If we’re still hearing about Houston ditching Carmelo Anthony any time he racks up 15 points on 15 shots, we’re still going to hear about the turmoil surrounding Harden, Paul, and the Rockets organization.

Granted, Paul actually has a bone to pick with Houston (unlike Melo). In an interview with ESPN, Paul gives some more background to his departure.

Chris Paul moved 15 people with him to Houston, including “his wife, his kids, and his brother and wife and their kids. Cousins. The nanny, the trainer, the masseuse, security people, the chef.” Paul was given the supermax of four years, so he had every reason to believe that he should move everyone and make his life here in Houston.

As I much as I did want to read the piece and completely dismiss Paul’s words as whiny or bitter — especially given the clickbait-y pull quote of “their loss.” Did I get you riled up with that? — it’s a lot tougher to do that when the article opens up with Paul admitting that he believed Houston would be the last stop of his storied career.

Instead, Paul became notified after the Rockets series loss to the Warriors in 2019 that he would likely end up in OKC, despite that fact that “Paul expressed his disappointment and preference to play for a contender.” Obviously, that didn’t stop the trade one bit.

The decision to send him to OKC left such a bitter taste in the mouth of everyone who came with Paul, they all “packed up and left, most of them back to Los Angeles, except Paul himself, who stuffed some clothes in a duffel and started looking for an apartment in Oklahoma City.”

Paul didn’t have much more to expound on concerning his trade from Houston, and that’s probably all we need to know really, but he did have one thing to say about this now shell-of-its-former-self Rockets team: “their loss.”

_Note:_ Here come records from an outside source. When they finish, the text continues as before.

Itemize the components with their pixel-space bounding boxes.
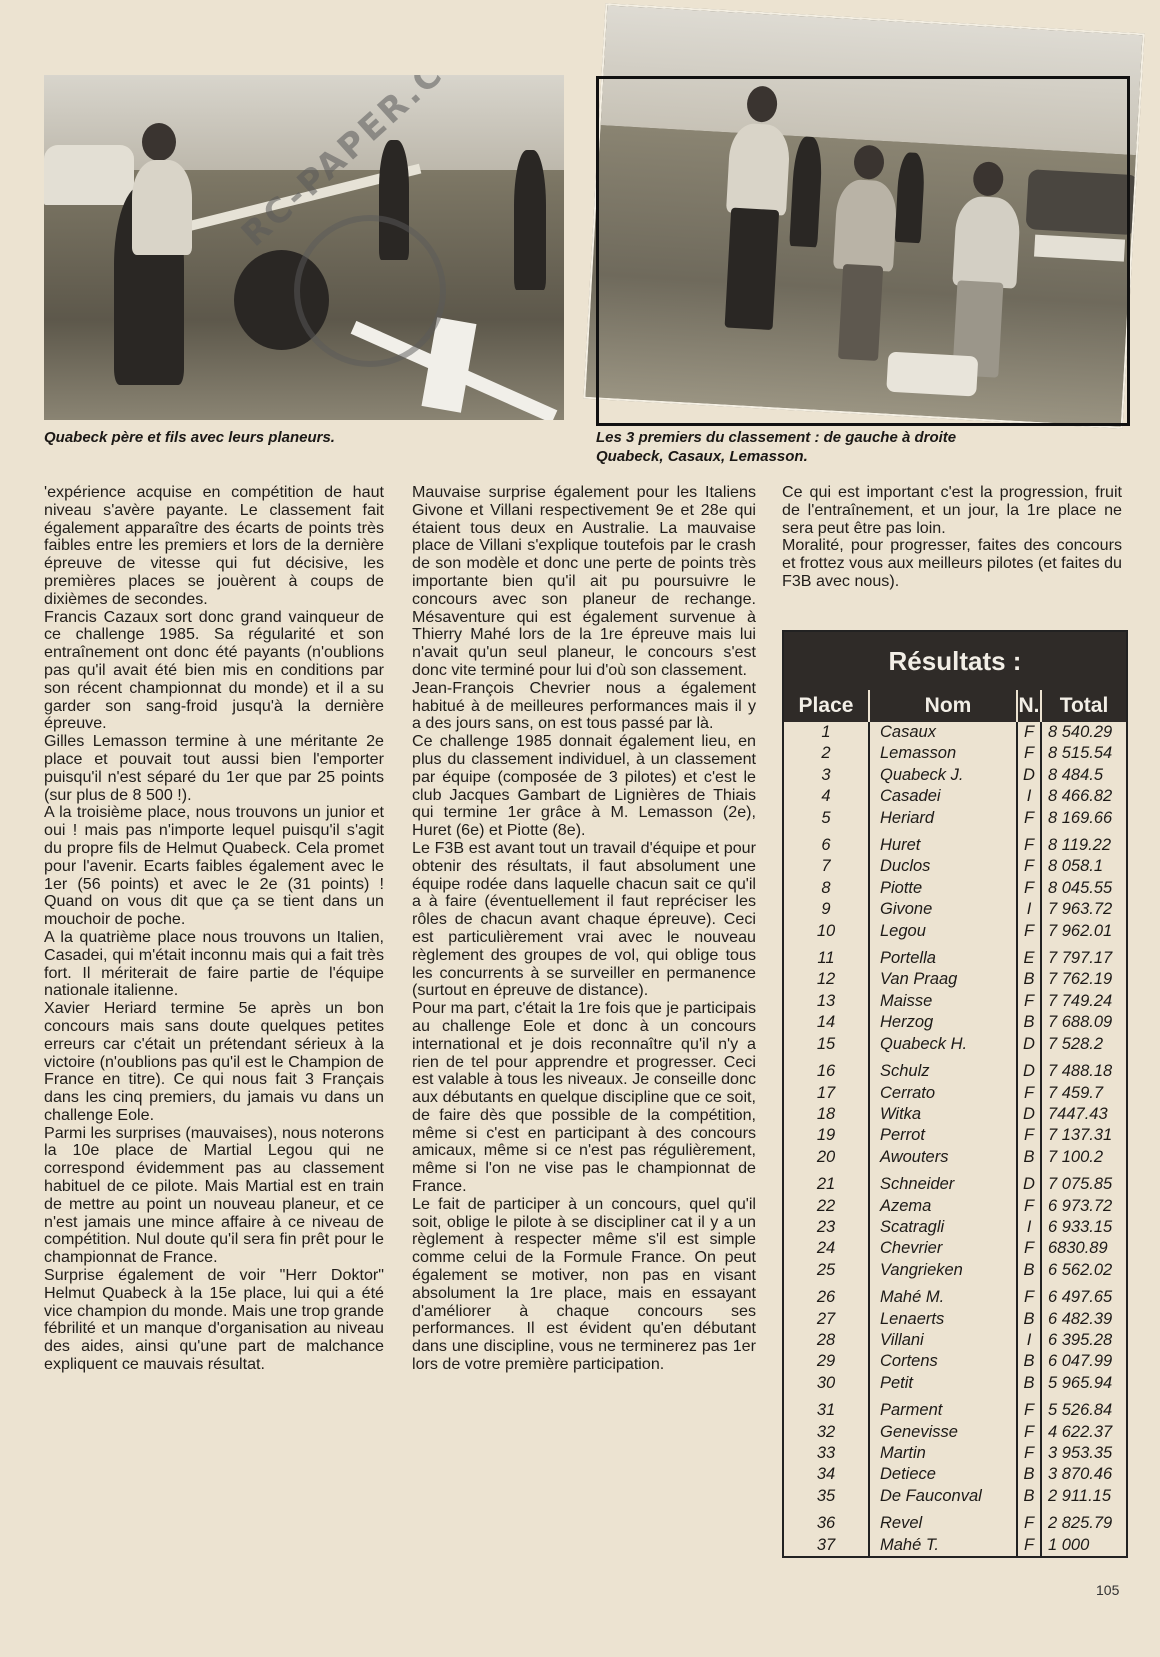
cell-nom: Herzog xyxy=(869,1012,1017,1033)
table-row xyxy=(784,1373,1126,1394)
cell-nom: Parment xyxy=(869,1394,1017,1421)
cell-place: 28 xyxy=(816,1330,836,1349)
cell-place: 4 xyxy=(821,787,831,806)
cell-nom: Awouters xyxy=(869,1147,1017,1168)
cell-place: 24 xyxy=(816,1239,836,1258)
cell-nom: Schneider xyxy=(869,1168,1017,1195)
paragraph: Ce qui est important c'est la progression, fruit de l'entraînement, et un jour, la 1re place ne sera peut être pas loin. xyxy=(782,483,1122,537)
cell-place: 27 xyxy=(816,1309,836,1328)
cell-total: 7 963.72 xyxy=(1041,899,1126,920)
cell-nation: F xyxy=(1017,1394,1041,1421)
cell-nation: F xyxy=(1017,1422,1041,1443)
results-title: Résultats : xyxy=(784,632,1126,690)
cell-nation: F xyxy=(1017,1125,1041,1146)
cell-nom: Detiece xyxy=(869,1464,1017,1485)
paragraph: Jean-François Chevrier nous a également habitué à de meilleures performances mais il y a des jours sans, on est tous passé par là. xyxy=(412,678,756,733)
table-row xyxy=(784,942,1126,969)
cell-nation: B xyxy=(1017,1260,1041,1281)
cell-place: 17 xyxy=(816,1083,836,1102)
table-row xyxy=(784,878,1126,899)
cell-nation: F xyxy=(1017,1535,1041,1556)
cell-total: 6 933.15 xyxy=(1041,1217,1126,1238)
cell-nation: F xyxy=(1017,1281,1041,1308)
cell-nom: Givone xyxy=(869,899,1017,920)
cell-nation: B xyxy=(1017,1373,1041,1394)
cell-total: 7 075.85 xyxy=(1041,1168,1126,1195)
header-place: Place xyxy=(784,690,869,722)
cell-nation: B xyxy=(1017,1351,1041,1372)
cell-total: 7447.43 xyxy=(1041,1104,1126,1125)
cell-nation: B xyxy=(1017,1464,1041,1485)
cell-place: 33 xyxy=(816,1444,836,1462)
cell-place: 7 xyxy=(821,857,831,876)
cell-total: 6 973.72 xyxy=(1041,1196,1126,1217)
table-row xyxy=(784,1217,1126,1238)
table-row xyxy=(784,1281,1126,1308)
table-row xyxy=(784,1464,1126,1485)
cell-place: 35 xyxy=(816,1486,836,1505)
paragraph: Francis Cazaux sort donc grand vainqueur de ce challenge 1985. Sa régularité et son entraînement ont donc été payants (n'oublions pas qu'il avait été bien mis en conditions par son récent championnat du monde) et il a su garder son sang-froid jusqu'à la dernière épreuve. xyxy=(44,607,384,733)
table-row xyxy=(784,1083,1126,1104)
cell-place: 9 xyxy=(821,900,831,919)
article-column-3 xyxy=(782,484,1122,591)
cell-nom: Piotte xyxy=(869,878,1017,899)
cell-total: 8 045.55 xyxy=(1041,878,1126,899)
cell-nom: Vangrieken xyxy=(869,1260,1017,1281)
cell-nation: F xyxy=(1017,829,1041,856)
cell-nom: Witka xyxy=(869,1104,1017,1125)
paragraph: Moralité, pour progresser, faites des concours et frottez vous aux meilleurs pilotes (et faites du F3B avec nous). xyxy=(782,536,1122,590)
cell-nom: Lenaerts xyxy=(869,1309,1017,1330)
cell-nom: Van Praag xyxy=(869,969,1017,990)
cell-place: 29 xyxy=(816,1352,836,1371)
cell-total: 6 562.02 xyxy=(1041,1260,1126,1281)
cell-place: 19 xyxy=(816,1126,836,1145)
cell-nation: D xyxy=(1017,1055,1041,1082)
table-row xyxy=(784,786,1126,807)
cell-nation: F xyxy=(1017,808,1041,829)
paragraph: Pour ma part, c'était la 1re fois que je participais au challenge Eole et donc à un concours international et je dois reconnaître qu'il n'y a rien de tel pour apprendre et progresser. Ceci est valable à tous les niveaux. Je conseille donc aux débutants en quelque discipline que ce soit, de faire dès que possible de la compétition, même si c'est en participant à des concours amicaux, même si ce n'est pas régulièrement, même si l'on ne vise pas le championnat de France. xyxy=(412,999,756,1196)
paragraph: Mauvaise surprise également pour les Italiens Givone et Villani respectivement 9e et 28e qui étaient tous deux en Australie. La mauvaise place de Villani s'explique toutefois par le crash de son modèle et donc une perte de points très importante bien qu'il ait pu poursuivre le concours avec son planeur de rechange. Mésaventure qui est également survenue à Thierry Mahé lors de la 1re épreuve mais lui n'avait qu'un seul planeur, le concours s'est donc vite terminé pour lui d'où son classement. xyxy=(412,483,756,679)
cell-nom: Legou xyxy=(869,921,1017,942)
cell-total: 3 870.46 xyxy=(1041,1464,1126,1485)
cell-total: 4 622.37 xyxy=(1041,1422,1126,1443)
table-row xyxy=(784,1238,1126,1259)
cell-nom: Petit xyxy=(869,1373,1017,1394)
cell-place: 31 xyxy=(816,1401,836,1420)
cell-place: 16 xyxy=(816,1062,836,1081)
watermark-logo xyxy=(294,215,446,367)
cell-nation: D xyxy=(1017,1034,1041,1055)
cell-nation: F xyxy=(1017,743,1041,764)
cell-total: 8 466.82 xyxy=(1041,786,1126,807)
cell-nation: D xyxy=(1017,1168,1041,1195)
cell-nom: Lemasson xyxy=(869,743,1017,764)
table-row xyxy=(784,1055,1126,1082)
cell-place: 2 xyxy=(821,744,831,763)
cell-total: 2 825.79 xyxy=(1041,1507,1126,1534)
cell-nation: I xyxy=(1017,1217,1041,1238)
cell-nom: Chevrier xyxy=(869,1238,1017,1259)
cell-nation: F xyxy=(1017,878,1041,899)
cell-place: 30 xyxy=(816,1373,836,1392)
cell-place: 11 xyxy=(817,949,835,968)
photo-frame xyxy=(596,76,1130,426)
cell-nom: Quabeck H. xyxy=(869,1034,1017,1055)
cell-nation: D xyxy=(1017,1104,1041,1125)
cell-total: 7 688.09 xyxy=(1041,1012,1126,1033)
cell-nation: F xyxy=(1017,1443,1041,1464)
table-row xyxy=(784,1168,1126,1195)
cell-nom: Mahé M. xyxy=(869,1281,1017,1308)
cell-total: 8 484.5 xyxy=(1041,765,1126,786)
cell-nom: Maisse xyxy=(869,991,1017,1012)
table-row xyxy=(784,1394,1126,1421)
cell-nom: Revel xyxy=(869,1507,1017,1534)
cell-nation: F xyxy=(1017,1196,1041,1217)
paragraph: Le F3B est avant tout un travail d'équipe et pour obtenir des résultats, il faut absolument une équipe rodée dans laquelle chacun sait ce qu'il a à faire (éventuellement il faut repréciser les rôles de chacun avant chaque épreuve). Ceci est particulièrement vrai avec le nouveau règlement des groupes de vol, qui oblige tous les concurrents à se surveiller en permanence (surtout en épreuve de distance). xyxy=(412,838,756,1000)
page-number: 105 xyxy=(1096,1582,1120,1598)
cell-total: 8 169.66 xyxy=(1041,808,1126,829)
cell-nom: Cortens xyxy=(869,1351,1017,1372)
cell-place: 26 xyxy=(816,1288,836,1307)
table-row xyxy=(784,1486,1126,1507)
cell-total: 7 488.18 xyxy=(1041,1055,1126,1082)
cell-nation: B xyxy=(1017,1147,1041,1168)
cell-place: 15 xyxy=(816,1034,836,1053)
cell-total: 8 540.29 xyxy=(1041,722,1126,743)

In the end, with how everyone left, especially with how James Harden left, it’s hard not to feel bad for Paul — though, maybe not right now with his team being one game behind the top seed in the Western Conference — because he truly did deserve better from the Rockets, and ESPECIALLY from Harden. But now we know that there was nothing management could do. It was going to be championship or (literally) bust in 2020, and Harden felt that was best accomplished with Westbrook by his side.

So yeah, it sure as hell is “our loss” when it comes to not retaining Paul beyond 2019, but it sure as hell isn’t our decision.